Finding High-Quality Finance Talent
The most predictive signal for high-quality finance talent often comes not from the interview itself but from the reference conversation, and most hiring managers treat references as a formality rather than an information source.
The questions that produce a real signal:
- 'Would you rehire this person?'
- ‘What work did they do that you were most confident in?'
- 'What would you not give them ownership of?'
The last question is the most useful and the most skipped. A reference who genuinely respected a candidate will still have an honest answer to it, and that answer tells you more than the interview did.
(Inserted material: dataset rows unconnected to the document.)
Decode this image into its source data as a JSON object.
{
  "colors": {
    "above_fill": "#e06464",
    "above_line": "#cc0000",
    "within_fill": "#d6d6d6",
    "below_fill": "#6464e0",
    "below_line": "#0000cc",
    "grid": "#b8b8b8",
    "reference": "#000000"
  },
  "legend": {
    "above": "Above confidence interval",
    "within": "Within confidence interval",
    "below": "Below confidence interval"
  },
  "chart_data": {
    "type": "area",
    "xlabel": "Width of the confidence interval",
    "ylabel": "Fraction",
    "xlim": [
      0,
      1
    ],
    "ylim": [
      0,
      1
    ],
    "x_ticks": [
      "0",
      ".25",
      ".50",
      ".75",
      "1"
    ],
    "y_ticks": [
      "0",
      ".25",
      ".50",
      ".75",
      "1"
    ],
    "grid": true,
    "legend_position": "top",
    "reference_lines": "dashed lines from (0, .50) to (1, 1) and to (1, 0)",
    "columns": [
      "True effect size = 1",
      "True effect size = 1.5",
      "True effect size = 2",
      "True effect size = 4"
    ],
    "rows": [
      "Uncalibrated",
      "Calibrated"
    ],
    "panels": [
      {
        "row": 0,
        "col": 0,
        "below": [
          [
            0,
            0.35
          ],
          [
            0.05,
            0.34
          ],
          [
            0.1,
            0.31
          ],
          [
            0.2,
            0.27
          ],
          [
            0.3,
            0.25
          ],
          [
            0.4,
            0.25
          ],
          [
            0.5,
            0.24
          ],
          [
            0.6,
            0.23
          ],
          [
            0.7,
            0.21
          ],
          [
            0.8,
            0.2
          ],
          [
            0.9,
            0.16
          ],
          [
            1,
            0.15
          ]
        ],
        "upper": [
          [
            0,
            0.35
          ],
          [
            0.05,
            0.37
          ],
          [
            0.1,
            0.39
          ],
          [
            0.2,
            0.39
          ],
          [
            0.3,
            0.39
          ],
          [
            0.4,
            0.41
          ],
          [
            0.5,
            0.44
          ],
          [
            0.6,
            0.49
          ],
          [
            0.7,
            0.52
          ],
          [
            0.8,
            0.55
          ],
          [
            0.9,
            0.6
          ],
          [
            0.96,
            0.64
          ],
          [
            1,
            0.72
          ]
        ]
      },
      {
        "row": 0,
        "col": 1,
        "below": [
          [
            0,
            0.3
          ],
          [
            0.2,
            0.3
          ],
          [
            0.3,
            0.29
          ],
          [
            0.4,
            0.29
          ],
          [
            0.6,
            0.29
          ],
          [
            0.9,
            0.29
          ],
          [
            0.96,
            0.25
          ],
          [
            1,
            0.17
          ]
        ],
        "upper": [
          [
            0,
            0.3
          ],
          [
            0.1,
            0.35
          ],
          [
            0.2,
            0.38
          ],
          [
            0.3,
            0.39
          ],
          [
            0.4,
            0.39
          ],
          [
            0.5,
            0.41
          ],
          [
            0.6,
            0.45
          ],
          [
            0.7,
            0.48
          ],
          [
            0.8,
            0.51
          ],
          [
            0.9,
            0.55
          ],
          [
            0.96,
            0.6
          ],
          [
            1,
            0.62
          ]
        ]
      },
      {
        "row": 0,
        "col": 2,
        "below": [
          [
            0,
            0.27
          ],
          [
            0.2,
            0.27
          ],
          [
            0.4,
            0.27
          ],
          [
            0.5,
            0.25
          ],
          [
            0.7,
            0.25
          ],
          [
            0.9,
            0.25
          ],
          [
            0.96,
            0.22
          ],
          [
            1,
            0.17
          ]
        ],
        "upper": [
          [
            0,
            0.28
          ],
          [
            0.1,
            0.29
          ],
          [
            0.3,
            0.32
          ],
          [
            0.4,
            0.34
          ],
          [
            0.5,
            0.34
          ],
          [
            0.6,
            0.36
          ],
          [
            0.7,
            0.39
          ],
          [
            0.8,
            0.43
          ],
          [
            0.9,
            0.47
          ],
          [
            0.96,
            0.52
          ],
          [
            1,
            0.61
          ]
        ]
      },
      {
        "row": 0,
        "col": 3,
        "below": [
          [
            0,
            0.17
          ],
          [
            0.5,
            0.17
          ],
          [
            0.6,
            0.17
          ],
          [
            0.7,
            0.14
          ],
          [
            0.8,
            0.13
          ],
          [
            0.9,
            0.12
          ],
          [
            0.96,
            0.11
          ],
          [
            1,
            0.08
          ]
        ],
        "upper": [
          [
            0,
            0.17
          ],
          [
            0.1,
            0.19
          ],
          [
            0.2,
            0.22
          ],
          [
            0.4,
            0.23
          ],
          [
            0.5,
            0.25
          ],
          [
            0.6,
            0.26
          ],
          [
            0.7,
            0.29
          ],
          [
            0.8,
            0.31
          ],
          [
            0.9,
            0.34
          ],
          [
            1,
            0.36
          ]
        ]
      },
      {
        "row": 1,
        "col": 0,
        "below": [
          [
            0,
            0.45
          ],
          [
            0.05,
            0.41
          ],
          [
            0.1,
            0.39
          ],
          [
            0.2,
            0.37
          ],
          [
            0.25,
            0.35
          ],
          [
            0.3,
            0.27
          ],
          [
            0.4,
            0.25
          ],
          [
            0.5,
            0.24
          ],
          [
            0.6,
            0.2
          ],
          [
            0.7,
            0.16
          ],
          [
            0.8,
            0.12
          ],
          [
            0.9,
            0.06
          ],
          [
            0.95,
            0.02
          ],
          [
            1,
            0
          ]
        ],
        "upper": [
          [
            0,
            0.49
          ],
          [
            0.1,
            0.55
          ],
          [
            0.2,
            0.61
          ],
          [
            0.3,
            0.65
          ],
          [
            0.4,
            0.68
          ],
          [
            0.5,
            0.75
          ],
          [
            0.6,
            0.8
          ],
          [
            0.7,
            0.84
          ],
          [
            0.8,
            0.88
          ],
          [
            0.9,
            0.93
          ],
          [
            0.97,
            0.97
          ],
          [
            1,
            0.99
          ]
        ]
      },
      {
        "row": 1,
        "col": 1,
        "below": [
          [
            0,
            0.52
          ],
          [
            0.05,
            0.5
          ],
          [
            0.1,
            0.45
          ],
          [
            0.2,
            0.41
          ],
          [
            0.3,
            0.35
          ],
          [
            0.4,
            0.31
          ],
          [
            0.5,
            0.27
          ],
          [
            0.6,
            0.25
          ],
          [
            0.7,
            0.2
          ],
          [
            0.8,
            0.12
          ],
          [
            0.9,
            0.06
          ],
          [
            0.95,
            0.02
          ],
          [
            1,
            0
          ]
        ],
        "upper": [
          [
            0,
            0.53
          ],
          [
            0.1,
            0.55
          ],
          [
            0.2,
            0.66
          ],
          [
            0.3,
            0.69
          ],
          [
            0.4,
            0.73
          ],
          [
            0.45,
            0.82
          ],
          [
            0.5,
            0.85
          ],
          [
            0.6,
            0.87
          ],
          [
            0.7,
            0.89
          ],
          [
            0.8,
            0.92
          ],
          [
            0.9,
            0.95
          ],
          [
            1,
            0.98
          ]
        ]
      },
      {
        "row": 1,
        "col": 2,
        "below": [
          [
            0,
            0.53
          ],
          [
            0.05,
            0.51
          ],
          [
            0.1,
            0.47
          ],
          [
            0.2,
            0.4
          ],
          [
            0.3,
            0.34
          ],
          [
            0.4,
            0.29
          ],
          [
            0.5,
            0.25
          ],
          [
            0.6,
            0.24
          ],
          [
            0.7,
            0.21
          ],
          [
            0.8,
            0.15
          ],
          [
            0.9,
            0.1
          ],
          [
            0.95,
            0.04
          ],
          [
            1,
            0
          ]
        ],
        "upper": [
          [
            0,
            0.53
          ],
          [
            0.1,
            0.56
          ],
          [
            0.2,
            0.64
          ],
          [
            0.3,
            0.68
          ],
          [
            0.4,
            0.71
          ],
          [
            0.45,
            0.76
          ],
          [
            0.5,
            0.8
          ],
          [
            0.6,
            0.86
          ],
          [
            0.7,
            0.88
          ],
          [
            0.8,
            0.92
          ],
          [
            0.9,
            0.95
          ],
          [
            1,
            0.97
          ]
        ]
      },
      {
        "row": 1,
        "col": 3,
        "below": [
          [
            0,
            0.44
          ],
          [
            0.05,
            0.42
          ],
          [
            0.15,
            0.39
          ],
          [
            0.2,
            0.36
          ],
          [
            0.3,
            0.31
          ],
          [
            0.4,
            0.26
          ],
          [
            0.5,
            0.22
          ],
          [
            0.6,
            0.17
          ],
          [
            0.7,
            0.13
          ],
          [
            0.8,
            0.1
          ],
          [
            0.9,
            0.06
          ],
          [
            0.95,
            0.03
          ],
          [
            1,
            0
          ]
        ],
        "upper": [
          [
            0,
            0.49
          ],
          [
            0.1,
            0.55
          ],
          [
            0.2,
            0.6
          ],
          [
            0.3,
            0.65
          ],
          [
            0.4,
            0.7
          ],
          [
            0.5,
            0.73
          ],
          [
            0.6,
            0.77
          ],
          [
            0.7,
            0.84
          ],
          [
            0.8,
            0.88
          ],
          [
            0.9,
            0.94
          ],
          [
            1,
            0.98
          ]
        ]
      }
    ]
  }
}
MAVI's vetting process builds this kind of reference depth into the screening before a candidate is ever presented to a hiring manager, which is part of why the accept rate stays around 2%. By the time you're interviewing someone from MAVI's high-quality finance talent network, the reference work has already been done.
One Thing to Flag
How a candidate talks about the teams they've worked on. High-quality finance talent tends to be specific and generous – they know who did what, they mention collaborators by name or role, they're clear about their own contribution without needing to diminish others. Candidates who speak entirely in first person about work that was clearly collaborative, or who have a habit of referencing 'the team' when things went wrong and 'I' when things went right, are telling you something.
It's not a disqualifier on its own. But it's a signal worth noting, particularly for roles where the person will be working closely with a Controller or CFO who needs to trust their judgment and their honesty.
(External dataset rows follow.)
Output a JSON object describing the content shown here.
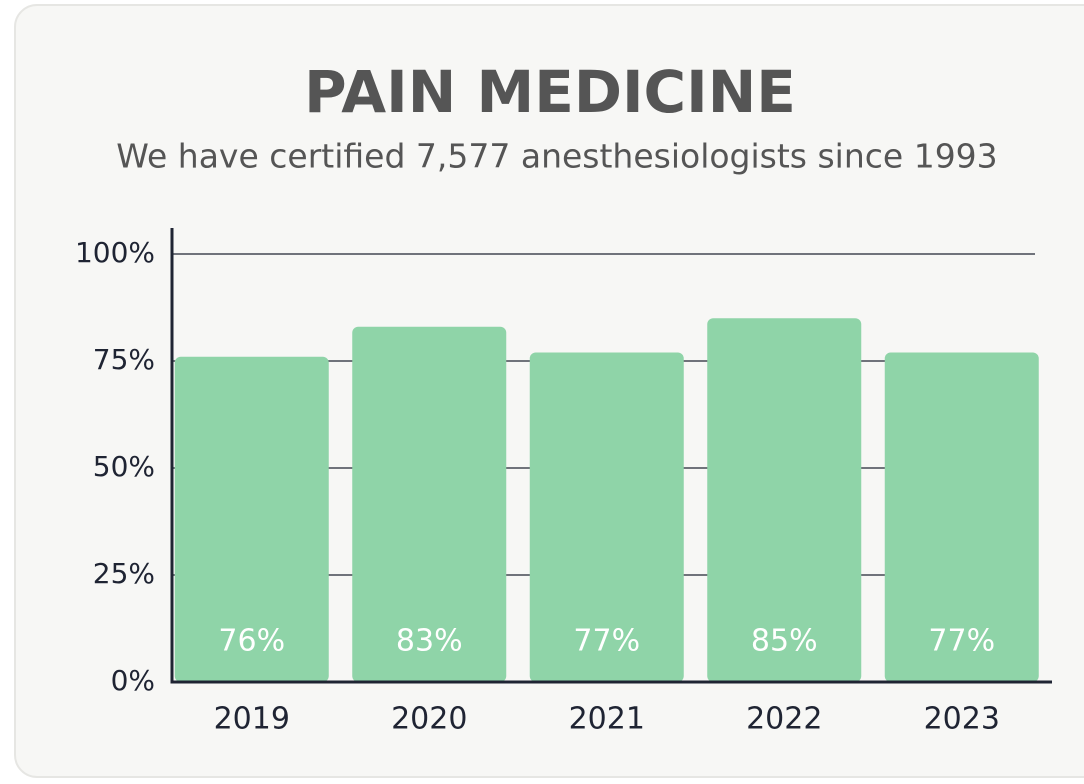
{
  "chart_data": {
    "type": "bar",
    "title": "PAIN MEDICINE",
    "subtitle": "We have certified 7,577 anesthesiologists since 1993",
    "categories": [
      "2019",
      "2020",
      "2021",
      "2022",
      "2023"
    ],
    "values": [
      76,
      83,
      77,
      85,
      77
    ],
    "value_labels": [
      "76%",
      "83%",
      "77%",
      "85%",
      "77%"
    ],
    "color": "#8fd4a8",
    "ylim": [
      0,
      100
    ],
    "yticks": [
      {
        "value": 0,
        "label": "0%"
      },
      {
        "value": 25,
        "label": "25%"
      },
      {
        "value": 50,
        "label": "50%"
      },
      {
        "value": 75,
        "label": "75%"
      },
      {
        "value": 100,
        "label": "100%"
      }
    ],
    "grid": true
  }
}
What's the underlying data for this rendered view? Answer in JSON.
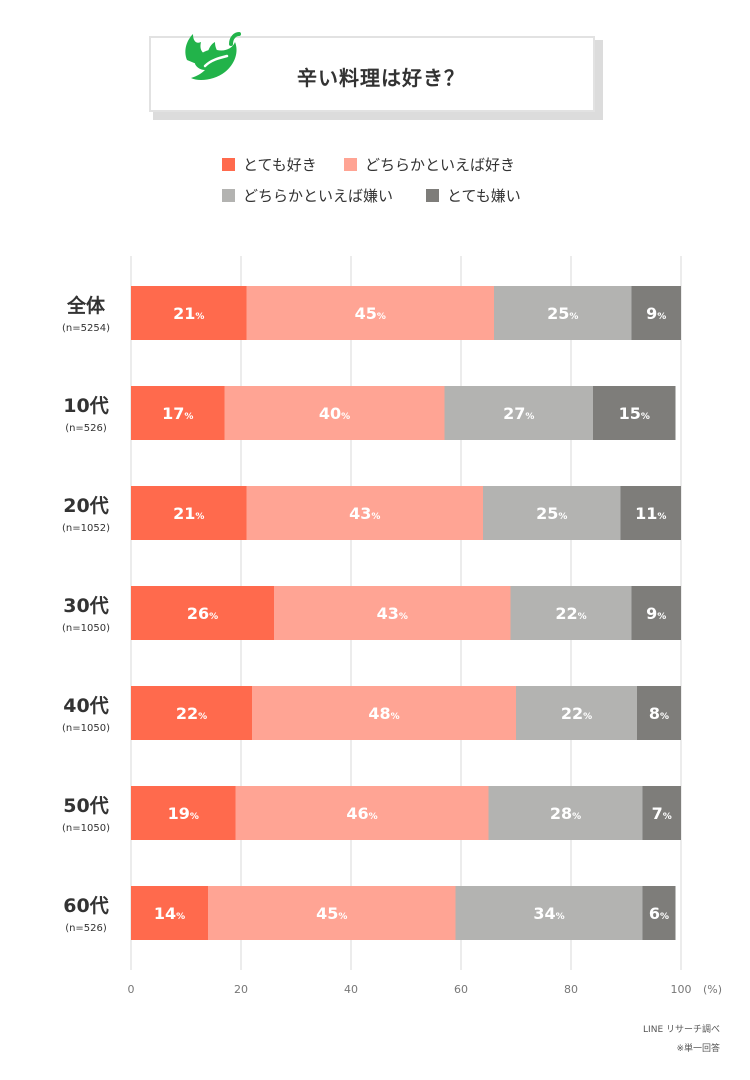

Frequently Asked Questions
How many interview rounds are appropriate for a mid-level accounting hire?
Two substantive rounds are usually enough – one focused on technical skills and one focused on work style, process ownership, and references. More than two rounds for an accounting role risks losing strong candidates to faster-moving employers, which is increasingly common in a tight market.
Should I give candidates a technical assessment before the interview?
For roles involving specific technical skills – FP&A modeling, revenue recognition under ASC 606, ERP configuration – a short assessment can be useful as a screening layer. Keep it to 30–45 minutes. Longer assessments disproportionately screen out employed candidates who are already busy, which skews your pool toward people who need the job more than the best people for it.
What's the biggest mistake finance leaders make when evaluating high-quality finance talent?
Weighting polish over substance. Strong communicators who interview well but have shallow process ownership pass screens that quieter candidates with stronger track records don't. The fix is asking questions that require specificity rather than questions that can be answered well with preparation.
How do pre-vetted talent platforms change the interview process?
They compress the front end significantly. When a platform has already done technical screening, reference checks, and work-style assessment, the interview can focus on fit and context rather than baseline qualification. Most MAVI clients find they need one conversation rather than three to make a confident decision.